The recent ski trip to Aspen was one in a series of happy escapades. Says Jean-Claude, "When I ski, I dance. Very safely. Jacques is like jumping from a parachute." Jacques had skied in Aspen before, but it was the first time for Jean-Claude, who marveled at the difference between the powdery snow of the West and the icy snow of the East. "Aspen," he says, "is a big discovery for me. I ski on an iceberg in Hunter."

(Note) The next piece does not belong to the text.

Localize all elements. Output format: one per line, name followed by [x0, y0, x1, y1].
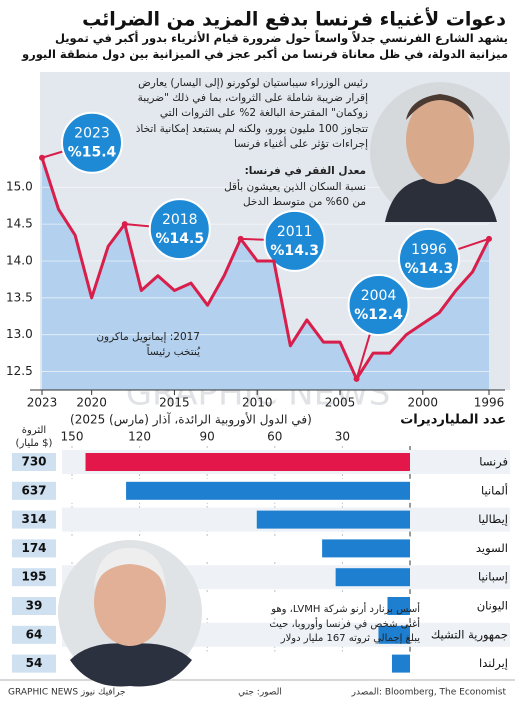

After the last run of each day, the two men would have a beer and decide what to eat. One night they prepared dinner at the home of Charles Dale, the owner of Aspen's Rustique Bistro, who worked for Jean-Claude Caterers before becoming an F&W Best New Chef 1995. The first course was one of Jean-Claude's signatures: puff-pastry shells filled with a light potato salad topped with chives, caviar and crumbled egg. Jacques chose the Belgian-inspired beef stew he developed for Red Coach Grill, the Cadillac of the Howard Johnson's restaurants. "I like to use the chicken steak," Jacques says. "It's tasty, like skirt steak." (Also known as the flatiron steak, chicken steak is an inexpensive cut of beef from the blade near the shoulder.) Jean-Claude prepared his pecan-studded brownie cake. "You make sure the top is crackled," he says, "so the ganache will go on nice and smooth."

"Yes," Jacques says, "it's just like when you're preparing a cement wall. You rake it before putting tile on it."

"That's not a nice way to put it," Jean-Claude says in mock offense.

"But it's true!" Jacques insists, feigning indignation.

Jacques and Jean-Claude are natural teachers, but what I'm most interested in learning from these two men is not cooking tips but the secret of their friendship. How can there be no envy, no competitiveness, no struggle? What they possess, I think, cannot be taught. They were simply born with uncommon generosity and sincerity. I feel lucky to know them.